Sydney University and other institutions include a dedicated guide and newsletters for parents to download and print.

And at Duke University there is a vast amount of useful content both on the website and on social media for parents and carers, backed up by initiatives that create a sense of community such as parent and family orientation events, a parent newsletter, videos, blog content and a podcast.

Ways to engage parents to aid student recruitment

We've demonstrated that parents are a key part of the decision-making process for many students, and they tend to seek out information and engagement opportunities. Furthermore, their involvement is typically welcomed by the students they support.

We've also shown that the quality of content that connects with them continues to rise. But how else can institutions engage parents and carers?

The good news is that the playing field in this area is varied and there are lots of initiatives universities can implement and experiment with. Here are six tactics to consider.

1. Engaging parents early on in the recruitment cycle brings benefits. Parents are more open to considering institutions further away from home and different types of institutions earlier in their children's time at school and early engagement with them puts you ahead of competitors.

2. Cost remains a major barrier to applications and it has been identified as one of the most pressing concerns for parents.

Recruitment teams who help parents to understand fees, for example using cost calculators and the funding options available for programs, stand to benefit.

3. Creating events specifically for parents and making them convenient and accessible can pay dividends. Consider evening campus tours, parent Q&As sessions at open days and live streaming events such as a parents welcome address, to increase inclusion and engagement.

4. Digital activity aimed at parents and carers should be created to align with their online behavior patterns.

For instance, parents engage with digital marketing even more than students do, with click rates typically 1.5 times higher than their children.

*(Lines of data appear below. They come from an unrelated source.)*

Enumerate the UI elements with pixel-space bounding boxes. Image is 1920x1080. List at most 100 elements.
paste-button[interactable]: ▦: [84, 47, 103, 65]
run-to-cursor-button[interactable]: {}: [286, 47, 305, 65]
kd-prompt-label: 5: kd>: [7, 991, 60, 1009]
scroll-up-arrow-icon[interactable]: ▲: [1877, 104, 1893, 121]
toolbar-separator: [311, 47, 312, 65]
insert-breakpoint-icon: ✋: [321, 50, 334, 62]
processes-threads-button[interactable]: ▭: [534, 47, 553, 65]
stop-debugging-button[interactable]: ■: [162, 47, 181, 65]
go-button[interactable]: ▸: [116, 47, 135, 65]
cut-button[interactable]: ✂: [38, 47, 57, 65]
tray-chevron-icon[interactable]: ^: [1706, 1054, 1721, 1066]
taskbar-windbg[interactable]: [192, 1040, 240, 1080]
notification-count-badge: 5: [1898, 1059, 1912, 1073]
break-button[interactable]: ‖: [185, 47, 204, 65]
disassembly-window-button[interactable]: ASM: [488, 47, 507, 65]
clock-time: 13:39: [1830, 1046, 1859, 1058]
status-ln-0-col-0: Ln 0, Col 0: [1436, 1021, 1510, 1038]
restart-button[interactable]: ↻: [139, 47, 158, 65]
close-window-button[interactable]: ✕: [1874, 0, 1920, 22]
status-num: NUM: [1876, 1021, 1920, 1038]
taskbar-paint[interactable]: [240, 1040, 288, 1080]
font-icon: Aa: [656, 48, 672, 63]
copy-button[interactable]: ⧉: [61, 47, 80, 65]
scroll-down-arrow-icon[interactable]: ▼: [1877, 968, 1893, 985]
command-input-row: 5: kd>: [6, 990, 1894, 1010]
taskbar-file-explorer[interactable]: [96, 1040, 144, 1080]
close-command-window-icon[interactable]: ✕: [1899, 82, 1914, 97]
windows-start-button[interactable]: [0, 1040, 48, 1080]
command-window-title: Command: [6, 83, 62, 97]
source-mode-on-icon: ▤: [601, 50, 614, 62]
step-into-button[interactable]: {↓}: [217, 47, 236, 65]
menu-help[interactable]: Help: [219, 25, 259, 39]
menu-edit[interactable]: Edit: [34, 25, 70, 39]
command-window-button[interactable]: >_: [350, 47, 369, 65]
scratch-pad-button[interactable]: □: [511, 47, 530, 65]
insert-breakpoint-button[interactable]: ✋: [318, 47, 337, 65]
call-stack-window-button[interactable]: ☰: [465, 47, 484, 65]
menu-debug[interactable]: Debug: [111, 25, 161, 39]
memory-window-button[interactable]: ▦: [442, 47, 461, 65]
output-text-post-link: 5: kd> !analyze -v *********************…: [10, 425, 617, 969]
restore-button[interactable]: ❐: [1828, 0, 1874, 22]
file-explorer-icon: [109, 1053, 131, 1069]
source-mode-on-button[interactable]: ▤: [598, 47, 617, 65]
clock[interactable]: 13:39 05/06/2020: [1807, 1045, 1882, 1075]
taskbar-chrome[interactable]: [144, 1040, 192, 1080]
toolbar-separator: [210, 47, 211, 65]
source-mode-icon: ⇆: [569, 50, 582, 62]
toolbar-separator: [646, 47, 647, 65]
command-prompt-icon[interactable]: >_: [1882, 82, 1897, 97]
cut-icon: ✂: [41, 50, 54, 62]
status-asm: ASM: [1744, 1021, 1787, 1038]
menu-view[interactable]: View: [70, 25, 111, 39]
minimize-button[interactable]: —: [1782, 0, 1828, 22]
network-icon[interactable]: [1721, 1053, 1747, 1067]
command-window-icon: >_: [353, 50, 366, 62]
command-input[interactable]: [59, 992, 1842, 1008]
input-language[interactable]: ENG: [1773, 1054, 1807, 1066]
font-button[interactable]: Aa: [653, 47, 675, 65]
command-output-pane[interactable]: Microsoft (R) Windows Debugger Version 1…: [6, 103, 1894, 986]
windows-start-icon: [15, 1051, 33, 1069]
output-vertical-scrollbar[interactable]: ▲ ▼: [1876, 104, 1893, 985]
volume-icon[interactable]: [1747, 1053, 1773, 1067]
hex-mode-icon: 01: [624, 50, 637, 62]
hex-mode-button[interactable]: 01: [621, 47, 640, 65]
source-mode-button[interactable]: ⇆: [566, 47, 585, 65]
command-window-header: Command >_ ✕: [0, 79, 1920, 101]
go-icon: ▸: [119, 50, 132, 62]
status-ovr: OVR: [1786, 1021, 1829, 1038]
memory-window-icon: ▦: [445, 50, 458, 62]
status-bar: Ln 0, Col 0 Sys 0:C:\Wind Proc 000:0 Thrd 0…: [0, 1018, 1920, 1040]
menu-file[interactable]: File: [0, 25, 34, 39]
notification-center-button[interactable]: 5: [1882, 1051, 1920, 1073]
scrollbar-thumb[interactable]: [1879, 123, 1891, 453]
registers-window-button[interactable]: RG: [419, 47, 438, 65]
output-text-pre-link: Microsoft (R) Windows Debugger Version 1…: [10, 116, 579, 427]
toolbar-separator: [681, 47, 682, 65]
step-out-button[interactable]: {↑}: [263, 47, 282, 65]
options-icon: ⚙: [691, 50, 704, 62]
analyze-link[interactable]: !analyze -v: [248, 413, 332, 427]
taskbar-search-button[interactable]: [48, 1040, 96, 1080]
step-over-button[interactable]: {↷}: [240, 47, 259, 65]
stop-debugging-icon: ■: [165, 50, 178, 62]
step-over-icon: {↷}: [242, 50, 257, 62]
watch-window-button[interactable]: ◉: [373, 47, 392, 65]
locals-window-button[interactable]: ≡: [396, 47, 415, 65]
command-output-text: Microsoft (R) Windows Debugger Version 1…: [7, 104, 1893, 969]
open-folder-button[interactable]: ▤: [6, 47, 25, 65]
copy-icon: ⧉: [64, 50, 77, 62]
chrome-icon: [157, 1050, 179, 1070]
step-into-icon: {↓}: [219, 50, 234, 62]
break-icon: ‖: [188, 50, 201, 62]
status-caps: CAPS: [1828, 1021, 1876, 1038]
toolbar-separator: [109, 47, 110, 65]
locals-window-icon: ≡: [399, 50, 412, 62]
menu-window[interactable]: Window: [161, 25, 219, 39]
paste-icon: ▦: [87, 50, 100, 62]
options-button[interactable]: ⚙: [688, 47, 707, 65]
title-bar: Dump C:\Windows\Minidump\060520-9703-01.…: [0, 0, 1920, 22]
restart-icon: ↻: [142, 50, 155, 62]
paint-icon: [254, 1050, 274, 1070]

Parents are also more likely than students to return to ads repeatedly. Very few universities currently target parents and carers with pay per click activity, but creating paid search campaigns could be highly effective in reaching parents and directing them to relevant website content and to sign up for updates.

5. Parents are keen to connect with others in the process of selecting an institution. Establishing group communication options will encourage registrations and affiliation for the institution by enabling parents and carers to connect. Options include groups on Facebook, WhatsApp or private group messaging services such as Slack.

6. Parents and carers will respond favorably to timely, personalized communications. Consider putting in place data capture opportunities specifically for parents and carers on the website.

This will enable you to capture their details, deliver information which is tailored to the program preferences of the students they support, and create email campaigns with useful information bespoke to their circumstances throughout the recruitment period.

By marketing to parents, universities get backdoor access to the next generation of students

The majority of institutions recognize that parents and carers play an important role in a student's enrolment journey. They want to hear from institutions and are receptive to marketing, yet the opportunity to engage with them is still relatively untapped.

With student recruitment becoming ever more competitive, it makes even more sense to target parents creatively. Institutions that put investment behind content initiatives and digital marketing that keeps them informed and in the loop are set to benefit.